Abdel-Samad is the epitome of multiculturalism. "If not me, who else?" he says. "I do what suits my biography. I offer my life." It is telling that in his youth, he was a "genuine anti-Semite," even though he had "never even met a Jew."
In his memoir, recently published in German, he has written about his life from the depths of his soul. It all happened by coincidence. Once, while he was in the hospital, Abdel-Samad began to write, with no concept or notes, sometimes in German and sometimes in Arabic. Eventually, he says, "the book resembled me."
He gave the manuscript to a friend to read. The friend offered it to a small, independent publishing house in Cairo -- as a novel, because anything else would have been too dangerous. Almost all major Egyptian newspapers discussed the book, and its publication prompted a group known as Nusrat al-Islam (Support of Islam) to issue a fatwa, which has remained without consequences to date. The book did cause an uproar in Abdel-Samad's native village, where some residents wanted to burn the book. This, in turn, prompted his father to ascend the pulpit for the first time in more than 12 years to defend his son. He had stopped giving sermons when Abdel-Samad left Egypt to go abroad, out of shame that he had failed as a parent.
'I Haven't Come Here to Enrich You'
He isn't exactly proud of his son today, and yet, says Abdel-Samad, "he respects what I do." Only Abdel-Samad's mother behaves as if nothing had happened. She refuses to acknowledge the fact that her son is no longer a religious person, and that he has turned away from an "angry, unpredictable God. For her, all that matters is that she can occasionally embrace him and cook for him again.

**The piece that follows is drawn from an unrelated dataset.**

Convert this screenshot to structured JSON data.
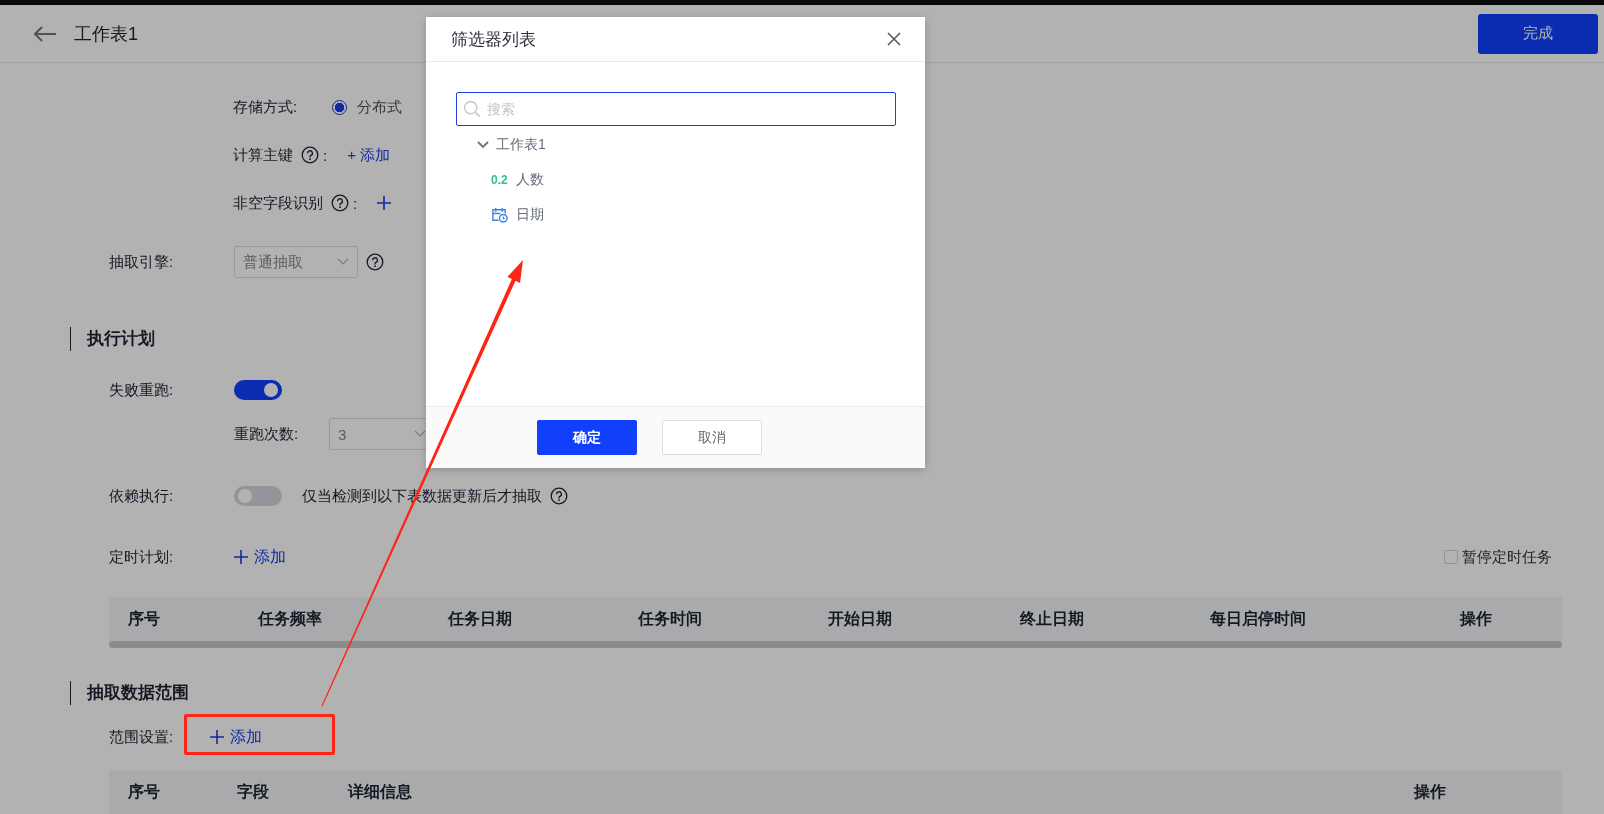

And Abdel-Samad? Has he found peace? The more he thinks about himself, the more distanced from Germany he feels. At a recent conference of do-gooders, the conversation turned to foreigners who are "culturally enriching" Germany. Abdel-Samad stood up and said: "I haven't come here to enrich you. I left my country so that I could live in freedom."
Abdel-Samad doesn't divide people into friends and foes, but into those who love freedom and those who allow themselves to be enslaved, whether by a religious or a secular ideology. He still knows the Koran by heart, but he hasn't been to a mosque in a long time. Still, when he orders a burger, he asks for it without bacon. "I am a Muslim who has converted from faith to knowledge." he has read Kant, Hegel, Spinoza, Kafka and Tocqueville, but he can also differentiate between various German beers -- among brands like Paulaner, Franziskaner and Erdinger hefeweizen -- which, in Bavaria, is an important sign of successful integration.
When asked how he reconciles his current life with his past, he turns the question around and asks: "Excuse me, am I not Muslim enough for you?"
"Mein Abschied vom Himmel" (My Departure from Heaven: Notes on the Life of a Muslim in Germany) was published in German this week by Cologne's Fackeltr?ger Verlag. An English translation has not been published.